Tigers By the Tale

IT'S A STORY that promises to make you believe in God.

A boy, shipwrecked on a lifeboat with a Bengal tiger, repeatedly cheats death and eventually discovers his own self. It's a typical coming-of-age tale, really—except for the whole tiger part.

Life of Pi centers on Pi Patel, the son of a zookeeper, who grows up grasping to understand God. His open heart and willingness to learn lead him from Hinduism to Christianity to Islam. While stranded at sea along with a few escaped zoo animals as company, he continues to explore the meaning of God as he's thrust into dramatic—and at times inconceivable—situations.

Anyone who has read Yann Martel's best-selling book can understand how near impossible it seems to adapt the larger-than-life story into a film—none more so than the person who did just that, screenwriter David Magee.

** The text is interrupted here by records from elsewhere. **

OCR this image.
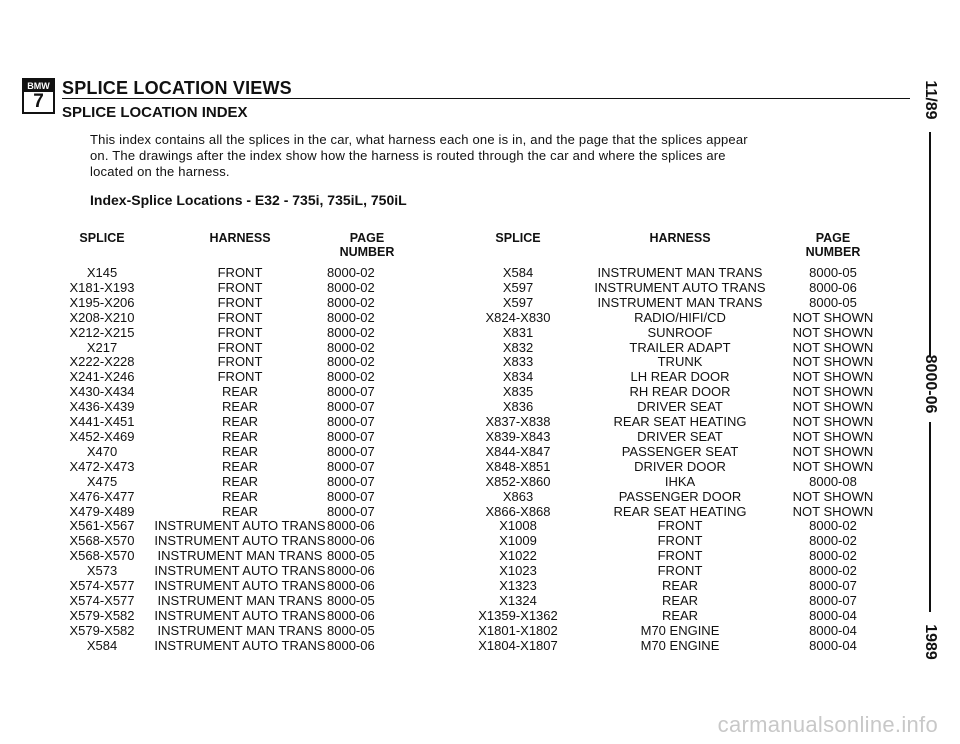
BMW
7
SPLICE LOCATION VIEWS
SPLICE LOCATION INDEX
This index contains all the splices in the car, what harness each one is in, and the page that the splices appear on. The drawings after the index show how the harness is routed through the car and where the splices are located on the harness.
Index-Splice Locations - E32 - 735i, 735iL, 750iL
SPLICE
X145
X181-X193
X195-X206
X208-X210
X212-X215
X217
X222-X228
X241-X246
X430-X434
X436-X439
X441-X451
X452-X469
X470
X472-X473
X475
X476-X477
X479-X489
X561-X567
X568-X570
X568-X570
X573
X574-X577
X574-X577
X579-X582
X579-X582
X584
HARNESS
FRONT
FRONT
FRONT
FRONT
FRONT
FRONT
FRONT
FRONT
REAR
REAR
REAR
REAR
REAR
REAR
REAR
REAR
REAR
INSTRUMENT AUTO TRANS
INSTRUMENT AUTO TRANS
INSTRUMENT MAN TRANS
INSTRUMENT AUTO TRANS
INSTRUMENT AUTO TRANS
INSTRUMENT MAN TRANS
INSTRUMENT AUTO TRANS
INSTRUMENT MAN TRANS
INSTRUMENT AUTO TRANS
PAGE
NUMBER
8000-02
8000-02
8000-02
8000-02
8000-02
8000-02
8000-02
8000-02
8000-07
8000-07
8000-07
8000-07
8000-07
8000-07
8000-07
8000-07
8000-07
8000-06
8000-06
8000-05
8000-06
8000-06
8000-05
8000-06
8000-05
8000-06
SPLICE
X584
X597
X597
X824-X830
X831
X832
X833
X834
X835
X836
X837-X838
X839-X843
X844-X847
X848-X851
X852-X860
X863
X866-X868
X1008
X1009
X1022
X1023
X1323
X1324
X1359-X1362
X1801-X1802
X1804-X1807
HARNESS
INSTRUMENT MAN TRANS
INSTRUMENT AUTO TRANS
INSTRUMENT MAN TRANS
RADIO/HIFI/CD
SUNROOF
TRAILER ADAPT
TRUNK
LH REAR DOOR
RH REAR DOOR
DRIVER SEAT
REAR SEAT HEATING
DRIVER SEAT
PASSENGER SEAT
DRIVER DOOR
IHKA
PASSENGER DOOR
REAR SEAT HEATING
FRONT
FRONT
FRONT
FRONT
REAR
REAR
REAR
M70 ENGINE
M70 ENGINE
PAGE
NUMBER
8000-05
8000-06
8000-05
NOT SHOWN
NOT SHOWN
NOT SHOWN
NOT SHOWN
NOT SHOWN
NOT SHOWN
NOT SHOWN
NOT SHOWN
NOT SHOWN
NOT SHOWN
NOT SHOWN
8000-08
NOT SHOWN
NOT SHOWN
8000-02
8000-02
8000-02
8000-02
8000-07
8000-07
8000-04
8000-04
8000-04
11/89
8000-06
1989
carmanualsonline.info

The largest chunk of Pi's journey is a solitary one, save the aforementioned Bengal tiger (named Richard Parker).

In an interview with Sojourners, Magee said he wrote the scenes without any lines for Pi at all, only inserting them where necessary after the fact.

"We didn't want to have some strange conversations with the tiger that he would never have," Magee said.

To work out other ways to move along the story, the filmmakers met with Steven Callahan, an actual survivor of a shipwreck who spent 76 days at sea.

"While he was on his journey, [he] wrote in the margins of a little notebook that he had with a pencil in the tiniest lettering he could, and he tried to keep track of his thoughts and his observations in order to keep himself from going insane," Magee said.

Magee did the same thing in the film and used Pi's journal entries, jotted in the margins of his survival manual, to delve into the character's inner dialogue. Through the written word and the slow dissolving of his one pencil, the days and nights pass as Pi becomes ever more weary.